Business is business, markets are markets, and if you can identify and reach consumers who might buy and promote your products, that is the game. As is pointed out, the practice of marketing to all sorts of groups is common. And in a consumer-driven economy, being recognized and courted is at least a show of economic respect, if not of social acceptance.

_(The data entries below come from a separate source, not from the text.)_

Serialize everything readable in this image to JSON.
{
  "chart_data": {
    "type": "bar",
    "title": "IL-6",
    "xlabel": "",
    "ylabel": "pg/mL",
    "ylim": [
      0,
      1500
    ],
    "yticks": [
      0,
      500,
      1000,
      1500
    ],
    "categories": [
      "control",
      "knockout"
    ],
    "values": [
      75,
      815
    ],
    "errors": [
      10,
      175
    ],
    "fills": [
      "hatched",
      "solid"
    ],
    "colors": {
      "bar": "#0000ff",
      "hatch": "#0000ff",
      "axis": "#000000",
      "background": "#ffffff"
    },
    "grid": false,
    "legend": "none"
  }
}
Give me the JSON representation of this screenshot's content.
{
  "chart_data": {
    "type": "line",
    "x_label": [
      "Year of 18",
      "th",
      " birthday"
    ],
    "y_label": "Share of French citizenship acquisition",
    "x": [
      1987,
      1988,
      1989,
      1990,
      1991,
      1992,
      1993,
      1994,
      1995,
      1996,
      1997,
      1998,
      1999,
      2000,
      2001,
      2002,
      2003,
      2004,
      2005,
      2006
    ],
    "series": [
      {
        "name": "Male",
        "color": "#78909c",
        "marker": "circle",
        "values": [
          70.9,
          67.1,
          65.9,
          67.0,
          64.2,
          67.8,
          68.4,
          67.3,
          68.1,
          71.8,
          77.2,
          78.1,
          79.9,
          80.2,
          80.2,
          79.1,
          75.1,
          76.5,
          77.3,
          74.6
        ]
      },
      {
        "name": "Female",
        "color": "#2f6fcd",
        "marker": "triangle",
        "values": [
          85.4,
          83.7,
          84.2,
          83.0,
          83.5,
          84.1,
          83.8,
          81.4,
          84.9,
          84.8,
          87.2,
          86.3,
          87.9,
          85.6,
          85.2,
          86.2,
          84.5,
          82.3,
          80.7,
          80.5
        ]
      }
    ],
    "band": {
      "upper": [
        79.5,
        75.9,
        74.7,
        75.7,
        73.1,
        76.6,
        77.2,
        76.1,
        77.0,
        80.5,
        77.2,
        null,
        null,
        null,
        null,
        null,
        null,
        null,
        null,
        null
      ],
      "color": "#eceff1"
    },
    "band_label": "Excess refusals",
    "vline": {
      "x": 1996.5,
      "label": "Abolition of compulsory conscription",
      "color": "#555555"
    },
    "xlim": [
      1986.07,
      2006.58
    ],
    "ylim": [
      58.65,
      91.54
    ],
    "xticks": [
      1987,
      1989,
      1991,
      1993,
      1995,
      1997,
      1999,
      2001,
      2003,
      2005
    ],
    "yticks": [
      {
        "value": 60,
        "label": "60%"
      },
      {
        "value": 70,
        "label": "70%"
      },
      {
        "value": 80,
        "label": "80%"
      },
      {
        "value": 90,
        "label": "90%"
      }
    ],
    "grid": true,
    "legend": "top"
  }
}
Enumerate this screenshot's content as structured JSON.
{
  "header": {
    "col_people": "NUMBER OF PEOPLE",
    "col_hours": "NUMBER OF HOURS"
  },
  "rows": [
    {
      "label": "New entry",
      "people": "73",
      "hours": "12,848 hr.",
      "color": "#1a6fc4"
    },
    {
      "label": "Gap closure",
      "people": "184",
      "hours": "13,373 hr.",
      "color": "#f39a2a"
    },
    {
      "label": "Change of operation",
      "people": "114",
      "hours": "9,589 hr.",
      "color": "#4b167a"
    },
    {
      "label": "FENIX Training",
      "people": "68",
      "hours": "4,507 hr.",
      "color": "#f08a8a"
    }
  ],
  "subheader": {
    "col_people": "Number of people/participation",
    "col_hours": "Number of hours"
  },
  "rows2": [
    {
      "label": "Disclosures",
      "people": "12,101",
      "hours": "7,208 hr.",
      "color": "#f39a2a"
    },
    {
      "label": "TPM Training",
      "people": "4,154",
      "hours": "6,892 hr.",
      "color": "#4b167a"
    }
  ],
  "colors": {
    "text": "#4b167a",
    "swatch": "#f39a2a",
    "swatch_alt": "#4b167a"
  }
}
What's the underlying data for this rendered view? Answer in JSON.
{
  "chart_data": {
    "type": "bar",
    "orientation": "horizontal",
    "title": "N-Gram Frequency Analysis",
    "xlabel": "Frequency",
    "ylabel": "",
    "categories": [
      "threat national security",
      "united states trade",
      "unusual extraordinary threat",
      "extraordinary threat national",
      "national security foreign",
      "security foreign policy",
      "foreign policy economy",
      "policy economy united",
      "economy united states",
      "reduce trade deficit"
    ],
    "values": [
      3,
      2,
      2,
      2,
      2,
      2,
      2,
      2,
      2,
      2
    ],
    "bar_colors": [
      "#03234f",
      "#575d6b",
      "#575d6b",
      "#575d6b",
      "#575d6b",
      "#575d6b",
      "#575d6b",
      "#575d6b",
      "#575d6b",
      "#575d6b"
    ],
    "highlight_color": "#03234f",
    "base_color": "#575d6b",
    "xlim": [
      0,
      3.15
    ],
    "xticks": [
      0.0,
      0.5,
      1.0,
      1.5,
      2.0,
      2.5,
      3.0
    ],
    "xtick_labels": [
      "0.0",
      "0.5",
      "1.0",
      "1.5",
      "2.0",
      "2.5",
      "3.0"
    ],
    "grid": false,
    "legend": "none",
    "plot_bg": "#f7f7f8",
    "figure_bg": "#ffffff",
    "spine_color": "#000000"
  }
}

But there are caveats too. Being targeted is not necessarily a sign of enlightenment, though it is better than ignorance, invisibility or hate. There is also a general challenge with identity marketing. It’s a thin line between identity and stereotype, a line that’s always in danger of disappearing—if it’s there at all. It can be legitimate and effective to target consumers on the basis of what you know about them and how that works with the products you are selling. But it is easy to fall unwittingly into treating people of any kind as a market and not as people.

The proposition “If you are a (fill in the identity), then you will/must like/want this” is problematic. That’s why “the gays” and “they” and even “gay-friendly” are so cringeworthy. Substitute your own or anybody else’s identity there—woman, black, Jew, etc.—and you’ll see.

We’ve come a long way culturally, moving closer to seeing and treating all people as individuals. It’s too late to turn back or slip back now.